Hannah is a virgin, according to my intelligence. No man in her village has been brave enough to pursue the fierce warrior who protects them. She’s never known a male’s touch, never experienced what her body was designed for.

I’m going to be her first. Her only.

The thought pulls a groan from my chest as I stroke myself, images flooding my mind: Hannah pinned beneath me, her small body stretched wide around my cock, her warrior’s pride crumbling as I drive her from one peak to the next.

“Too big,” she’d gasp, fighting the intrusion even as her body clenches around me. “I can’t—”

“You can take it,” I’d tell her, feeding her another inch. “Your body was made for this. Made to be filled and claimed and bred by your alpha.”

“Please—”

“Please what, little warrior? Please stop?” I’d bottom out inside her, buried to the hilt while she screams. “Your mouth says stop, but your pussy is gripping me like it never wants to let go.”

My hand moves faster as the fantasy builds. Hannah sobbing beneath me, fighting and yielding and fighting again. The moment her resistance finally breaks and she starts begging for more.

I come with a roar that shakes the stone walls, my release painting my fist in thick ropes while pleasure crashes through me like an avalanche. Seven centuries of discipline, and this human woman has me losing control like a youngling in his first rut.

When the tremors subside, I clean myself with a wave of mountain magic and refasten my breeches. The release helped, but it’s not enough. Nothing will be enough until I have the real thing—Hannah Mitchell writhing beneath me, her body surrendering what her mind refuses to give.

Three days.

I return to the scrying crystal, activating it with a touch. Hannah is still on the ridge, still training, her movements growing slower as exhaustion claims her. I watch the stubborn set of her jaw, the way she forces herself through another form even though her arms are trembling.

She’s preparing for a fight she thinks she understands.

She has no idea.

“Three more days, little warrior,” I murmur to her distant image. “Three more days of freedom. Make them count.”

I watch until she finally sheaths her blade and begins the climb down from the ridge. Watch the exhausted slump of her shoulders, the way she moves like someone carrying weights no one else can see.

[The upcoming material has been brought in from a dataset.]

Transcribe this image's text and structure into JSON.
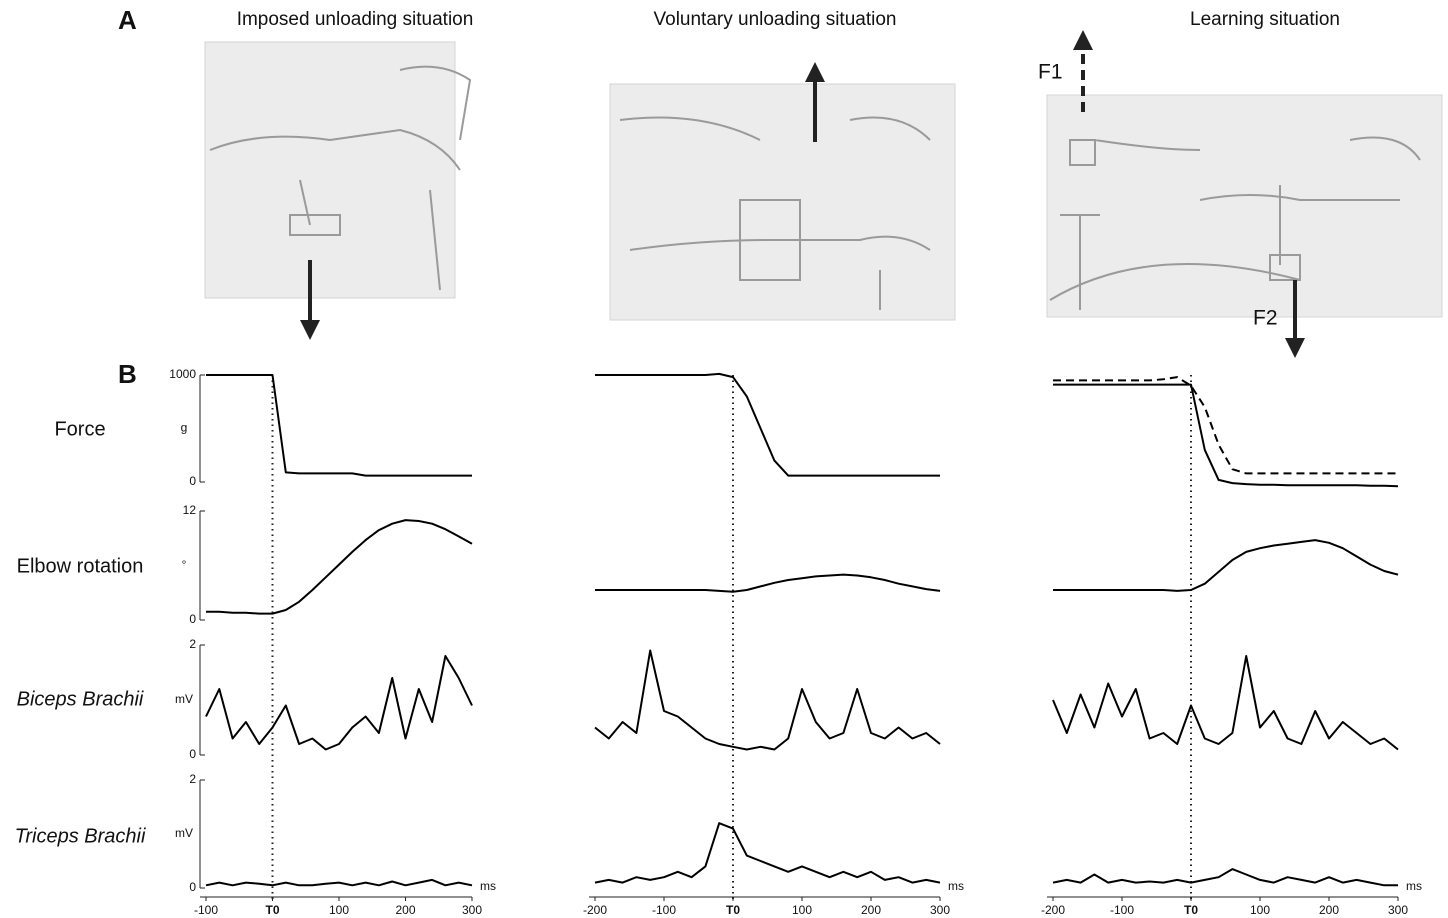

Soon, I’ll be the one carrying her. And the prophecy will have its fourth bond—a warrior broken, a symbol made flesh, proof that even the strongest humans are nothing against Fae power.

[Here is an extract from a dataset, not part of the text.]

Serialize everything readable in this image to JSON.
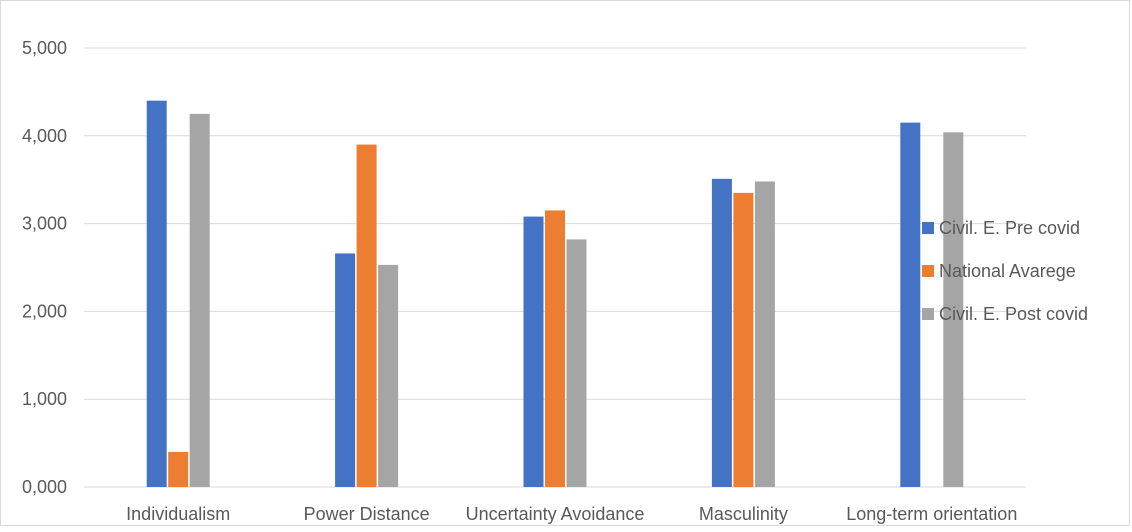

But underneath the duty, underneath the grand design that’s guided my existence for seven centuries, there’s something else. Something I haven’t felt since that Frost Court general made me bleed four hundred years ago.

Anticipation.

Whatever Hannah Mitchell turns out to be—willing or resistant, sweet or savage—she’s already given me something no one else has managed in centuries.

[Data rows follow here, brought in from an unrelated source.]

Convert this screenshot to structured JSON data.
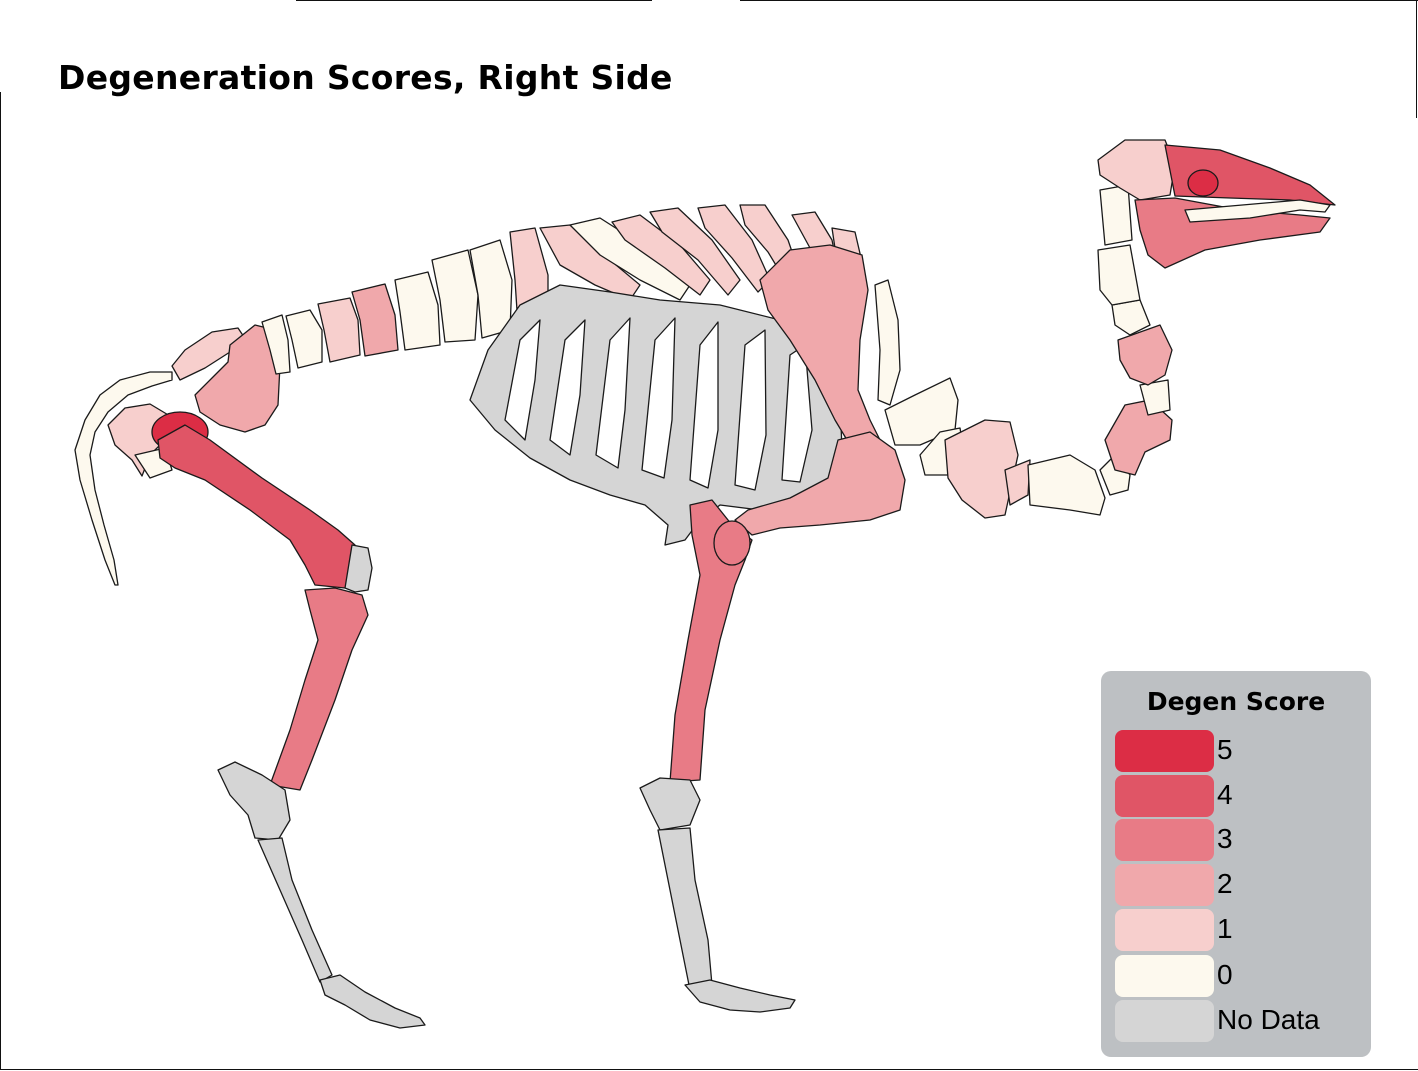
{
  "title": "Degeneration Scores, Right Side",
  "legend": {
    "title": "Degen Score",
    "items": [
      {
        "label": "5",
        "color": "#dc2d45"
      },
      {
        "label": "4",
        "color": "#e05566"
      },
      {
        "label": "3",
        "color": "#e87b86"
      },
      {
        "label": "2",
        "color": "#f0a8ab"
      },
      {
        "label": "1",
        "color": "#f7cfcd"
      },
      {
        "label": "0",
        "color": "#fdf9ee"
      },
      {
        "label": "No Data",
        "color": "#d5d5d5"
      }
    ]
  },
  "colors": {
    "outline": "#1a1a1a",
    "background": "#ffffff",
    "legend_panel": "#bdc0c3"
  }
}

She’s made me look forward to tomorrow. Chapter 3: Hannah

The Stone Court escort arrives at dawn, and I make myself watch Ironhold disappear behind me without looking back.

Six warriors in bronze-chased armor, their expressions carved from the same granite as the mountains they serve.

They don’t speak to me beyond the minimum required for logistics—where to walk, when to rest, how far until the next waypoint.

I’m cargo to them. A tribute dressed up as a challenger, walking willingly toward a fate I chose because the alternative was worse.